By Anjali Sharma
UNITED NATIONS – World Health Agency on Monday urged the governments and partners to boost their efforts to eliminate viral hepatitis as a public health threat and reduce liver cancer deaths.
UN agency issued the appeal on World Hepatitis Day.
WHO Director-General Tedros Adhanom Ghebreyesus said “Every 30 seconds, someone dies from a hepatitis-related severe liver disease or liver cancer. Yet we have the tools to stop hepatitis”.
The agency noted that viral hepatitis – types A, B, C, D and E – are the main causes of acute liver infections, but only hepatitis B, C and D can lead to chronic disease, significantly increasing the risk of cirrhosis, liver failure and liver cancer.
It noted that most people with hepatitis are unaware that they are infected. Types B, C, and D affect over 300 million people globally and cause more than 1.3 million deaths each year, mainly from liver cirrhosis and cancer.
World Hepatitis Day is observed annually on 28 July.

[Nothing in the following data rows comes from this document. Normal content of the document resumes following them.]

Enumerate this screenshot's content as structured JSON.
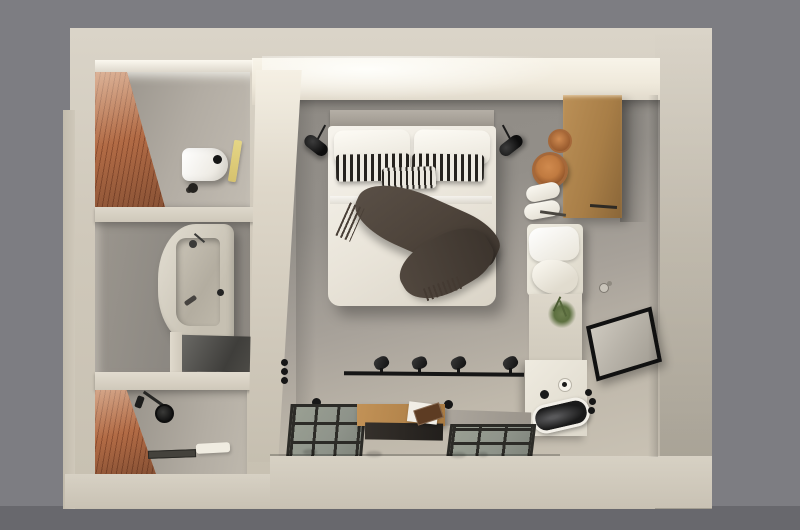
{
  "meta": {
    "title": "Bird's-eye 3D render of a studio bedroom suite",
    "view": "top-down architectural visualization",
    "rooms": {
      "bedroom": "Bedroom",
      "wc": "Toilet room",
      "bathroom": "Bathroom",
      "shower": "Shower room"
    }
  },
  "objects": {
    "bed": "Double bed with white duvet",
    "pillow_left": "White pillow",
    "pillow_right": "White pillow",
    "cushion_left": "Black and white striped cushion",
    "cushion_right": "Black and white striped cushion",
    "cushion_center": "Small striped cushion",
    "throw": "Dark fringed throw blanket",
    "headboard": "Grey headboard",
    "lamp_left": "Black wall reading lamp",
    "lamp_right": "Black wall reading lamp",
    "wardrobe": "Wooden wardrobe cabinet",
    "basket_large": "Rattan basket",
    "basket_small": "Rattan basket",
    "towels": "Folded white towels",
    "bench": "Storage bench with white cushions",
    "plant": "Green plant",
    "mirror": "Black-framed leaning mirror",
    "vanity": "White washbasin counter",
    "sink": "Black oval basin",
    "hooks": "Black wall hooks",
    "rail": "Black rail with four spotlights",
    "table": "Wooden coffee table with dark tray",
    "glass_left": "Glass floor panel",
    "glass_right": "Glass floor panel",
    "walk_slab": "Concrete walkway slab",
    "toilet": "Wall-hung toilet",
    "toilet_brush": "Toilet brush",
    "towel_hanging": "Yellow hanging towel",
    "bathtub": "Stone bathtub with dark faucet",
    "bath_counter": "Vanity with dark glass top",
    "shower_set": "Black shower fixture",
    "shower_drain": "Linear floor drain",
    "bath_mat": "White bath mat",
    "floor_dots": "Recessed floor spots",
    "knobs": "Black wall knobs"
  },
  "colors": {
    "bg": "#7d7d82",
    "bgDark": "#68686d",
    "wall": "#cfc8ba",
    "wallLit": "#f8f4e9",
    "wallDeep": "#b9b2a4",
    "floorGrey": "#8e8a84",
    "floorMid": "#a8a29a",
    "floorLight": "#c9c2b4",
    "brick": "#b26b45",
    "brickDark": "#8e4f31",
    "brickLight": "#c8805a",
    "wood": "#a87e47",
    "woodDark": "#8a6638",
    "woodLight": "#bb9057",
    "linen": "#f4f1e9",
    "linenShade": "#ddd7ca",
    "stripe": "#26231f",
    "throw": "#4e443b",
    "throwDark": "#3c342d",
    "black": "#161616",
    "glassFloor": "#8e938a",
    "glassFrame": "#2c2b27",
    "towelYellow": "#e5d686",
    "plantGreen": "#5d7040",
    "rattan": "#c07a40",
    "rattanDark": "#92552a",
    "mirrorGlass": "#b9b4aa"
  }
}
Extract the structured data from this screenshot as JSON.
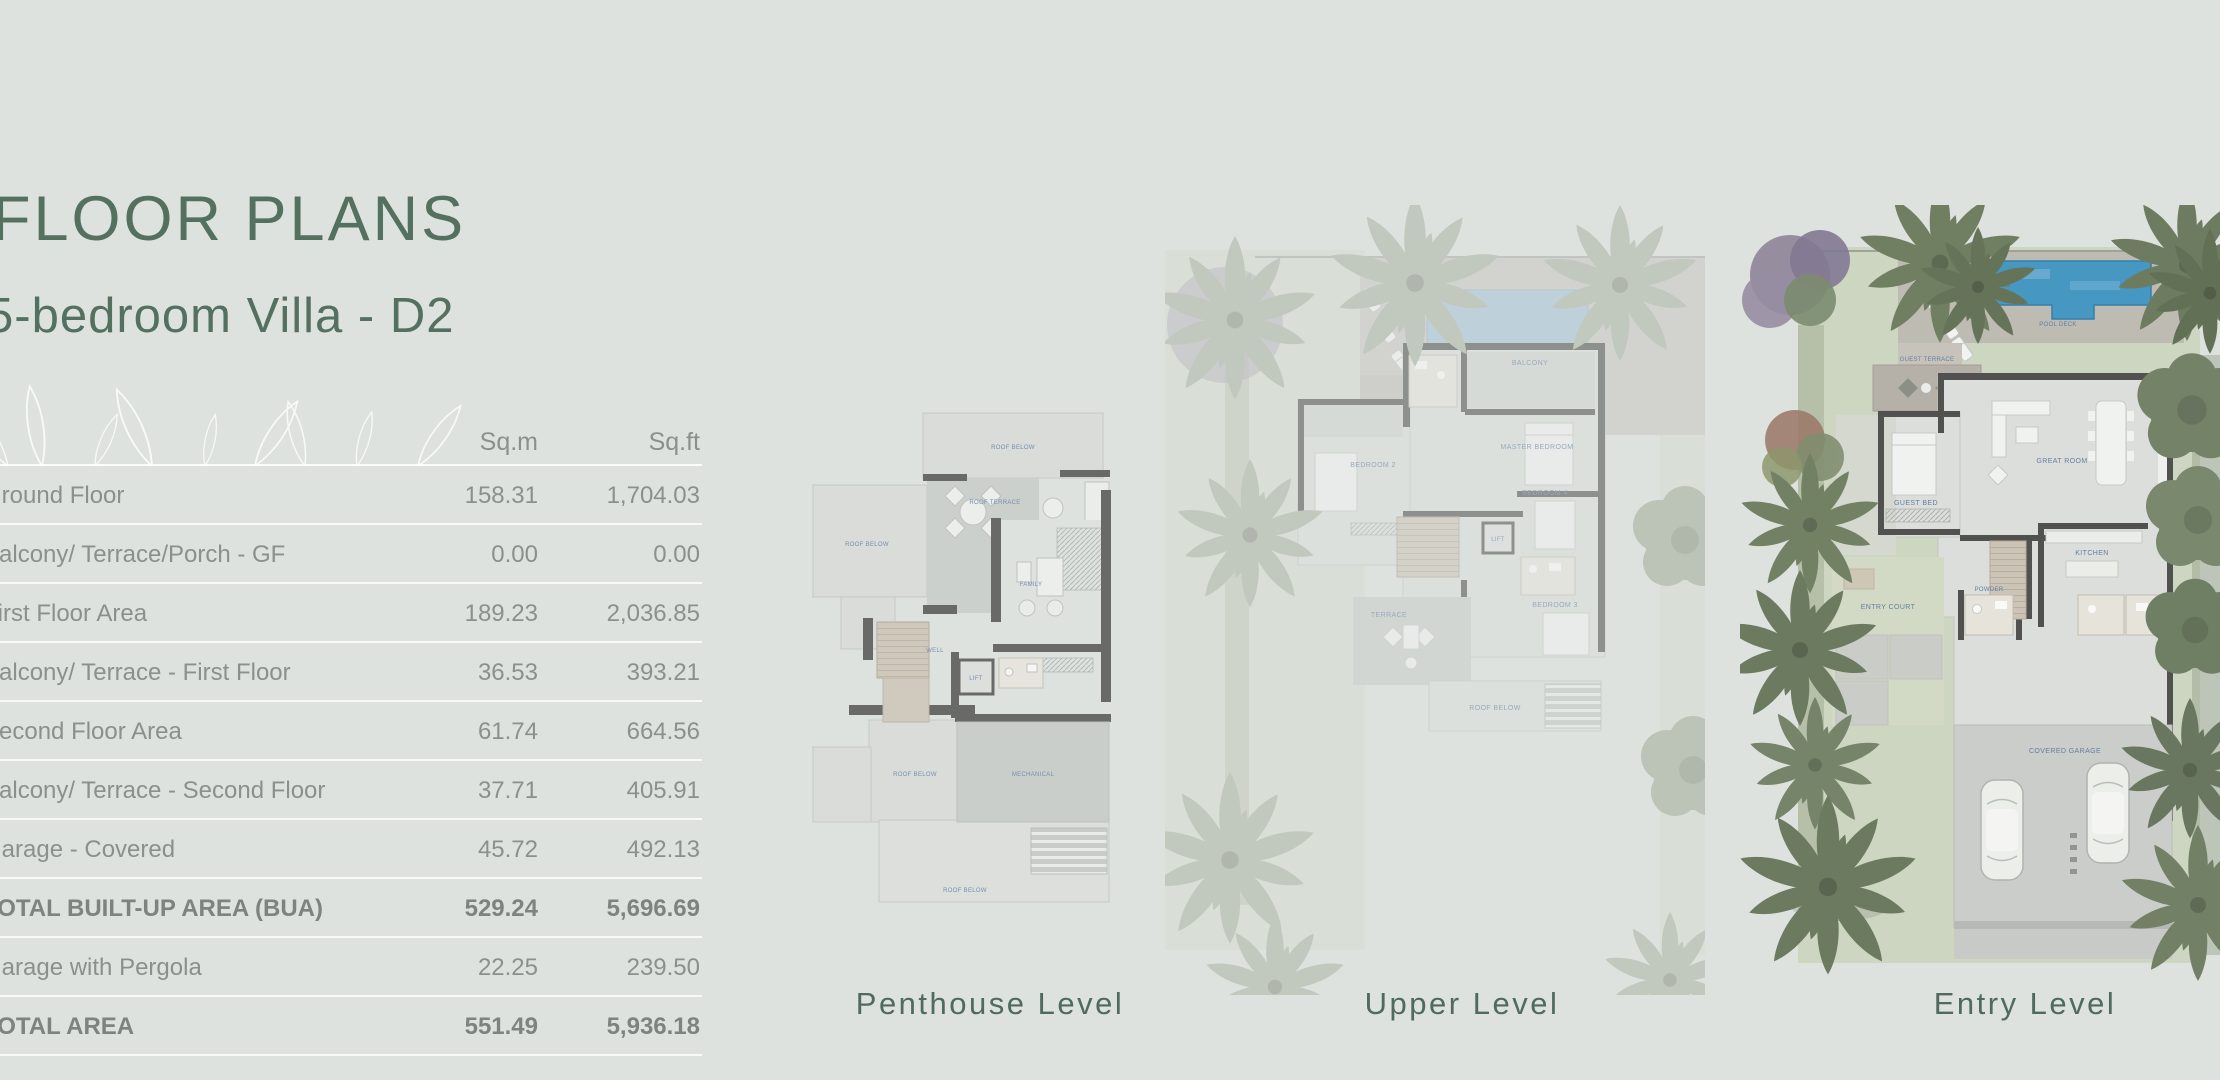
{
  "page": {
    "title": "FLOOR PLANS",
    "subtitle": "5-bedroom Villa - D2",
    "background_color": "#dee2df",
    "accent_color": "#54705f"
  },
  "area_table": {
    "columns": [
      "Sq.m",
      "Sq.ft"
    ],
    "rows": [
      {
        "label": "Ground Floor",
        "sqm": "158.31",
        "sqft": "1,704.03",
        "emphasis": false
      },
      {
        "label": "Balcony/ Terrace/Porch - GF",
        "sqm": "0.00",
        "sqft": "0.00",
        "emphasis": false
      },
      {
        "label": "First Floor Area",
        "sqm": "189.23",
        "sqft": "2,036.85",
        "emphasis": false
      },
      {
        "label": "Balcony/ Terrace - First Floor",
        "sqm": "36.53",
        "sqft": "393.21",
        "emphasis": false
      },
      {
        "label": "Second Floor Area",
        "sqm": "61.74",
        "sqft": "664.56",
        "emphasis": false
      },
      {
        "label": "Balcony/ Terrace - Second Floor",
        "sqm": "37.71",
        "sqft": "405.91",
        "emphasis": false
      },
      {
        "label": "Garage - Covered",
        "sqm": "45.72",
        "sqft": "492.13",
        "emphasis": false
      },
      {
        "label": "TOTAL BUILT-UP AREA (BUA)",
        "sqm": "529.24",
        "sqft": "5,696.69",
        "emphasis": true
      },
      {
        "label": "Garage with Pergola",
        "sqm": "22.25",
        "sqft": "239.50",
        "emphasis": false
      },
      {
        "label": "TOTAL AREA",
        "sqm": "551.49",
        "sqft": "5,936.18",
        "emphasis": true
      }
    ]
  },
  "plans": {
    "captions": [
      {
        "label": "Penthouse Level"
      },
      {
        "label": "Upper Level"
      },
      {
        "label": "Entry Level"
      }
    ],
    "room_labels": {
      "roof_below": "ROOF BELOW",
      "roof_terrace": "ROOF TERRACE",
      "family": "FAMILY",
      "well": "WELL",
      "lift": "LIFT",
      "bath": "BATH",
      "mechanical": "MECHANICAL",
      "balcony": "BALCONY",
      "master_bedroom": "MASTER BEDROOM",
      "bedroom_2": "BEDROOM 2",
      "bedroom_3": "BEDROOM 3",
      "bedroom_4": "BEDROOM 4",
      "terrace": "TERRACE",
      "guest_terrace": "GUEST TERRACE",
      "guest_bed": "GUEST BED",
      "great_room": "GREAT ROOM",
      "kitchen": "KITCHEN",
      "entry_court": "ENTRY COURT",
      "covered_garage": "COVERED GARAGE",
      "pool_deck": "POOL DECK",
      "powder": "POWDER"
    }
  }
}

The theme for this year Let’s Break It Down, called for urgent action to dismantle the financial, social and systemic barriers that stand in the way of hepatitis elimination and liver cancer prevention.
International Agency for Research on Cancer a specialized branch of WHO has classified hepatitis D as a human carcinogen, along with types B and C.
Hepatitis D, only develops in people already infected with hepatitis B, increases the risk of liver cancer two to six times compared with hepatitis B alone.
WHO said the disease’s reclassification “marks a critical step in global efforts to raise awareness, improve screening, and expand access to new treatments for hepatitis D.”
The agency said that oral treatment can cure hepatitis C in two to three months and effectively suppress hepatitis B with lifelong therapy, the agency said.
The treatment options for hepatitis D continue to evolve, reducing the incidence of cirrhosis and liver cancer will only occur with significant expansion and deepening of vaccination, testing, and treatment programmes, WHO concluded.